Speaker: Eduardo Reyes (University of California Berkeley)

Title: The space of metric structures on hyperbolic groups

Abstract: Hyperbolic groups are generalizations of finitely generated free groups and surface groups, and they act geometrically on Gromov hyperbolic spaces. We can pack all these isometric actions in a single space, which extends the classically studied Teichmüller and Outer spaces, but contains many more interesting actions. I will talk about this space and some of its properties when it is equipped with a natural metric resembling Thurston's Lipschitz metric on Teichmüller space. In particular, I will explain how to find many bi-infinite geodesics in this space, which I showed with Stephen Cantrell.

Speaker: Jacob Russell (Rice University)

Title: Purely pseudo-Anosov subgroups of 3-manifold groups

Abstract: Farb and Mosher's convex cocompact subgroups are some of the geometrically, dynamically, and algebraically richest subgroups of the mapping class group. A major open question about these subgroups asks if they are characterized by each element acting with pseudo-Anosov dynamics on the surface. We show the answer is 'yes' when you restrict to subgroups of fibered 3-manifold groups included into the mapping class group via the Birman exact sequence. Joint work with Chris Leininger

Speaker: Sumeyra Sakalli (University of Arkansas)

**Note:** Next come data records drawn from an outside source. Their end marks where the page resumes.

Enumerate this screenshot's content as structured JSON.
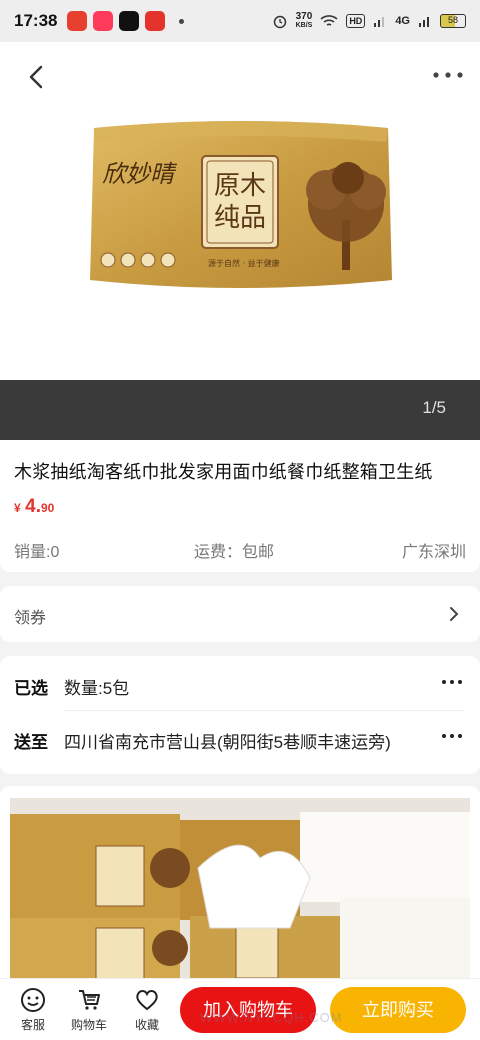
{
  "status_bar": {
    "time": "17:38",
    "net_speed_value": "370",
    "net_speed_unit": "KB/S",
    "hd": "HD",
    "signal": "4G",
    "battery": "58"
  },
  "gallery": {
    "index": "1/5",
    "brand_text": "欣妙晴",
    "badge_text": "原木纯品",
    "slogan": "源于自然 · 益于健康"
  },
  "product": {
    "title": "木浆抽纸淘客纸巾批发家用面巾纸餐巾纸整箱卫生纸",
    "price_symbol": "¥",
    "price_int": "4.",
    "price_dec": "90",
    "sales": "销量:0",
    "shipping": "运费：包邮",
    "location": "广东深圳"
  },
  "coupon": {
    "label": "领券"
  },
  "options": {
    "selected_key": "已选",
    "selected_value": "数量:5包",
    "ship_key": "送至",
    "ship_value": "四川省南充市营山县(朝阳街5巷顺丰速运旁)"
  },
  "bottom_bar": {
    "service": "客服",
    "cart": "购物车",
    "favorite": "收藏",
    "add_to_cart": "加入购物车",
    "buy_now": "立即购买"
  },
  "watermark": "WWW.NYTCQH.COM",
  "colors": {
    "accent_red": "#e81414",
    "buy_yellow": "#f8b400",
    "price_red": "#e4342d",
    "pack_gold": "#c9a04b"
  }
}
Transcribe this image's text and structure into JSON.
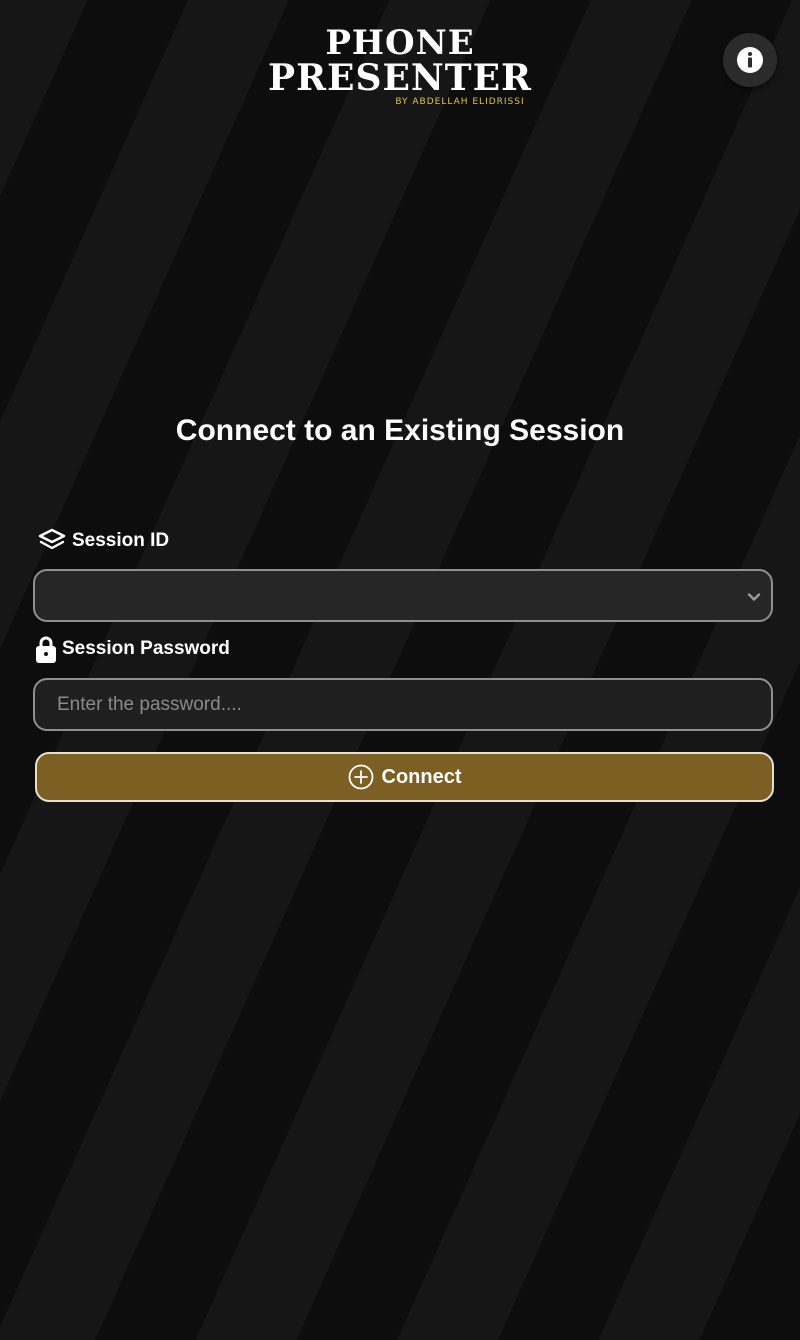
{
  "logo": {
    "line1": "PHONE",
    "line2": "PRESENTER",
    "byline": "BY ABDELLAH ELIDRISSI"
  },
  "info_button": {
    "icon": "info-icon"
  },
  "heading": "Connect to an Existing Session",
  "session_id": {
    "label": "Session ID",
    "icon": "layers-icon",
    "selected_value": ""
  },
  "session_password": {
    "label": "Session Password",
    "icon": "lock-icon",
    "value": "",
    "placeholder": "Enter the password...."
  },
  "connect_button": {
    "label": "Connect",
    "icon": "plus-circle-icon"
  },
  "colors": {
    "accent": "#7c5f22",
    "byline": "#e0c24a",
    "background": "#0e0e0e"
  }
}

Title: Singular fibers in algebraic fibrations of genus two and their monodromy factorizations

Abstract: Kodaira classified all singular fibers that can arise in algebraic elliptic fibrations. Later, Ogg, Iitaka and then Namikawa and Ueno gave a classification for genus two fibrations. In this work, we split these algebraic genus two fibrations into Lefschetz fibrations and determine the monodromies. More specifically, we look at four families of hypersurface singularities in C3. Each hypersurface comes equipped with a fibration by genus 2 algebraic curves which degenerate into a single singular fiber. We determine the resolution of each of the singularities in the family and find a flat deformation of the resolution into simpler pieces, resulting in a fibration of Lefschetz type. We then record the description of the Lefschetz fibration as a positive factorization in Dehn twists. This gives us a dictionary between configurations of curves and monodromy factorizations for some singularities of genus 2 fibrations. This is joint work with J. Van Horn-Morris.

Speaker: Nicolas Tholozan (École Normale Supérieure, Paris)

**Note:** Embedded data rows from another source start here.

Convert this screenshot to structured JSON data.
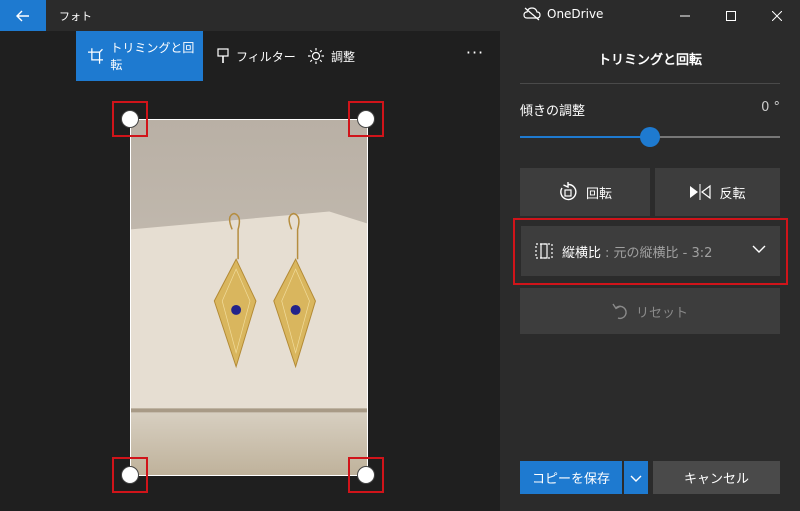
{
  "titlebar": {
    "app_title": "フォト",
    "onedrive_label": "OneDrive",
    "back_icon": "back-arrow-icon",
    "accent": "#1e7ad0"
  },
  "toolbar": {
    "tabs": [
      {
        "label": "トリミングと回転",
        "icon": "crop-icon",
        "active": true
      },
      {
        "label": "フィルター",
        "icon": "filter-brush-icon",
        "active": false
      },
      {
        "label": "調整",
        "icon": "brightness-icon",
        "active": false
      }
    ],
    "more_label": "···"
  },
  "panel": {
    "title": "トリミングと回転",
    "tilt": {
      "label": "傾きの調整",
      "value": "0 °",
      "slider_fraction": 0.5
    },
    "rotate_label": "回転",
    "flip_label": "反転",
    "aspect": {
      "label": "縦横比",
      "value": ": 元の縦横比 - 3:2"
    },
    "reset_label": "リセット",
    "save_label": "コピーを保存",
    "cancel_label": "キャンセル"
  },
  "colors": {
    "accent": "#1e7ad0",
    "highlight": "#d0141a",
    "panel_bg": "#2b2b2b",
    "button_bg": "#3d3d3d"
  }
}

Title: Topological obstruction to compact Clifford--Klein forms

Abstract: Let G be a semisimple Lie group, H a reductive subgroup, and K a maximal compact subgroup of G containing a maximal compact subgroup L of H. I will present a new and powerful obstruction to the existence of compact quotients of the homogeneous space G/H: if G/H admits a compact quotient, then the normal bundle to K/L inside G/H is "fiberwise homotopically trivial". This weak notion of triviality admits various obstructions ranging from Stiefel--Whitney classes to Adams operations in K-theory, which have many new and interesting applications in our setting.

Speaker: Theodore Weisman (University of Michigan)

Title: Topological stability for (relatively) hyperbolic boundary actions

Abstract: A word-hyperbolic group acts by homeomorphisms on its Gromov boundary, and the dynamics of the action often encode detailed geometric information about the group. Work of Sullivan shows that the action is also stable: any small Lipschitz perturbation of this action is conjugate to the standard action. We will discuss joint work with Kathryn Mann and Jason Manning which shows that any small perturbation of the boundary action of a hyperbolic group is semi-conjugate to the standard action. The key technique is to use topological dynamics to construct a coding of points in the boundary which is well-adapted to the action. Time permitting, we will also describe a relative version of this coding, which can be used to prove a similar result for relatively hyperbolic groups.